Several legal precedents illustrate the nuanced application of the voetstoots clause. For instance, in the case of Oosthuizen v Pretoria City Council, the court ruled that the voetstoots clause did not shield the seller from liability because they were aware of significant defects in the property’s structure. Similarly, in the matter of Land Bank of South Africa v Marais, the court held that the seller could not rely on the voetstoots clause as they had intentionally concealed information about the property’s financial encumbrances.

Moreover, recent legal developments have introduced additional safeguards for buyers, such as mandatory property condition reports. These reports, completed by sellers in transactions facilitated by estate agents, provide prospective buyers with crucial information about known defects or deficiencies in the property. While these reports assist buyers in making informed decisions, they do not substitute the buyer’s obligation to personally inspect the property and verify its condition.

A latent defect, as defined in legal terms, refers to a significant abnormality or impairment that renders the property unfit for its intended purpose and is not detectable through a reasonable inspection by an ordinary person. This objective standard underscores the buyer’s right to seek recourse if a defect substantially impairs the property’s utility and was in existence at the time of the transaction.

From a litigation perspective, proving the existence and impact of a latent defect can be complex and often requires expert testimony and detailed evidence.

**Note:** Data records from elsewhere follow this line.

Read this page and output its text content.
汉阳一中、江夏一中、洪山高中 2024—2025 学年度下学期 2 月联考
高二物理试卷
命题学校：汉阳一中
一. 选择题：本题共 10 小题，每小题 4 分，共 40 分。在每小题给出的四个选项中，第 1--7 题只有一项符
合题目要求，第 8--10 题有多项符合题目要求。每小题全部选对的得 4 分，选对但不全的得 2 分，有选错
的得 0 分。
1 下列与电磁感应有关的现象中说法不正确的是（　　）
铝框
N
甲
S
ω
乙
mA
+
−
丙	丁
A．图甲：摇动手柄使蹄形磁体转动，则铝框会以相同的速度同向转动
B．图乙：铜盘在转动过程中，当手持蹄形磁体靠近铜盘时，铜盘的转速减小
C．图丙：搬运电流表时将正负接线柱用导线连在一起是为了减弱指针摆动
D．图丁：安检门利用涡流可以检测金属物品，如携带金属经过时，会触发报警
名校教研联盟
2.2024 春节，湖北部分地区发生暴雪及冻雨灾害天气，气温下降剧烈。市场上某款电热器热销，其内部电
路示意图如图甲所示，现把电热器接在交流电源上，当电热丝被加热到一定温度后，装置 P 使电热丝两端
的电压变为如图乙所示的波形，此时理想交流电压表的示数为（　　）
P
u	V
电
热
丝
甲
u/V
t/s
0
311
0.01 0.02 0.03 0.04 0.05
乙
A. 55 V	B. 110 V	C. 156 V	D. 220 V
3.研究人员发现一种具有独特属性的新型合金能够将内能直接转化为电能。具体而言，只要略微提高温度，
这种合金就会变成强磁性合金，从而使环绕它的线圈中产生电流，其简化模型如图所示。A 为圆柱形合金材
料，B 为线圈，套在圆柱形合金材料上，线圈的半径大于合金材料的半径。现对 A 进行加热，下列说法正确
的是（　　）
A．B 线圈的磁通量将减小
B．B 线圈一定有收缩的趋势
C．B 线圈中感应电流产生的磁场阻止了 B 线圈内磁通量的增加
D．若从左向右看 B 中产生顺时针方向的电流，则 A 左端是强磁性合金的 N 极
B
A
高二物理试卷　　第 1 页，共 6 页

The defect must materially affect the property’s usability and be demonstrably detrimental to the buyer’s intended use.

Legal precedents illustrate the application of the voetstoots clause in cases where defects significantly impair the property’s utility or render it unfit for its intended purpose. For example, in the case of Holmdene Brickworks (Pty) Ltd v Roberts Construction Co Ltd, defective bricks necessitated reconstruction, leading the court to hold the seller liable for damages due to the property’s unsuitability. Similarly, in Glaston House v ING, undisclosed heritage requirements imposed significant costs on the buyer, leading to successful claims against the seller for non-disclosure.